When she moved to Sturgeon Bay, Novel Bay Books became a favorite haunt, and she became its best customer.

“I don’t know if I still am, but it kind of happened by accident,” she said. “I like physical things; I prefer them over an e-reader any day. And I also like physical books that are pretty. You look at what Easton Press does, and they’re absolutely beautiful.”

Britain O’Connor at work. Photo by Tom Groenfeldt.

But their books, especially the volumes bound in full leather, are expensive.

“So instead of spending the money on something from Easton Press, why didn’t I just pick up an even more expensive hobby and do it myself?” O’Connor said.

Now she is selling rebound books in handsome designs as Be Kind Rebind (bekindrebind.com.) On Aug. 23, she will run a table outside of Novel Bay Booksellers, 44 N. 3rd Ave. in Sturgeon Bay.

Figuring out this new hobby was often frustrating. O’Connor figures it has taken her two years to become proficient.

“The learning curve is steep,” she said. “In the last six months, I’ve actually figured out most of the kinks and gotten good at it.”

She starts with a quality paperback, usually from a library sale or Goodwill, then measures it and follows a formula to size the book boards correctly. When she began, she cut the boards with a box cutter. She has since graduated to a Cricut, designed for bookbinders.

“It took me a long time to figure out how to cut efficiently because I’m not good at measuring,” O’Connor said. “Sometimes, I can measure three times and still have it come out incorrect. I don’t know how it happens, but it does. And so with the Cricut, I can just type in the size that I want, and then it’ll cut it out for me. It’s much more precise.”

Each book takes three pieces – two for the front and back covers and one for the spine, wrapped in book cloth and glued to the boards, with just enough room for the book to open. O’Connor decorates the inside covers with endpapers, sometimes with a design that fits the book’s content.

A bookbinder’s somewhat dismissive label for the book’s pages is a “text block.” From a binder’s perspective, the book itself is just the support mechanism for the fancy cover.

Sometimes, O’Connor decorates the cover using patterns from a library of designs; other times, she uses designs she makes on her computer, transfers to the Cricut machine to cut out in foil, and sticks to the cover with glue or heat. She also uses the Cricut for the print on the cover and spine. 
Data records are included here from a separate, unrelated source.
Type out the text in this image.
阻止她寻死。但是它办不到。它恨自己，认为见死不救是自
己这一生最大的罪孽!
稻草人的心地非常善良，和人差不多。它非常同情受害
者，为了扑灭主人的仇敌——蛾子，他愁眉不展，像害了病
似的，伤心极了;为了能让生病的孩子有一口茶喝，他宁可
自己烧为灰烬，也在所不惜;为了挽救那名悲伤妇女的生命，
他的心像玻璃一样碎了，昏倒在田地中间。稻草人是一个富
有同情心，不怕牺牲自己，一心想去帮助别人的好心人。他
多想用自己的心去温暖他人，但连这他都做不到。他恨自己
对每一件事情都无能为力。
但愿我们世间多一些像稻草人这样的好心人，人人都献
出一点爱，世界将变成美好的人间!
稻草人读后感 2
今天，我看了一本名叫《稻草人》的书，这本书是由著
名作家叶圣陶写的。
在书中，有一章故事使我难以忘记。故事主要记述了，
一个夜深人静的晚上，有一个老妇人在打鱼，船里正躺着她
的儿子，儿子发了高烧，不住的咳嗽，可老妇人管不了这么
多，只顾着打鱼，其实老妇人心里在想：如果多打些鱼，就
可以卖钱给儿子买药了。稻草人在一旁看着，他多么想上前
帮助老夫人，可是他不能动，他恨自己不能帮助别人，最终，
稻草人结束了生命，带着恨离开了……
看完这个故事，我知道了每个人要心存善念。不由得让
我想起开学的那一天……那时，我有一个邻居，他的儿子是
“A sheet of foil feeds into the machine, which does a shallow cut, so that there’s still a backing on it,” O’Connor said. “Then you still have a plastic sheet that you can flip over and iron the design onto the cover without melting the vinyl.”

Books rebound by Britain O’Connor. Photo by Tom Groenfeldt.

One recent cover with an intricate design took an hour and a half of “weeding,” or taking out the pieces of foil that had been cut by machine but required removal by hand.

Most of her designs are one-offs, unique to a specific book, but she did recently find a set of fantasy books at a thrift shop that she plans to design in a consistent pattern so they can be sold as a set. She won’t do sets on demand, though.

“I don’t do commission work because I still want to enjoy this as a hobby,” she said.

A self-taught artist, O’Connor ranges widely across the internet in her learning, using YouTube, TikTok and blogs to further her craft. So far, she has stayed away from one recent trend – spraying color onto the page edges. Some book designers even clamp the book down to paint a picture on the exposed edges. 

“I’ve dabbled in it, but I am not that talented, and I haven’t been real happy with the results,” O’Connor said. 

Artists dissatisfied with the final product can either run the book through a huge paper cutter to chop off a fraction of an inch, “or sand it down, which is imprecise at best,” O’Connor said.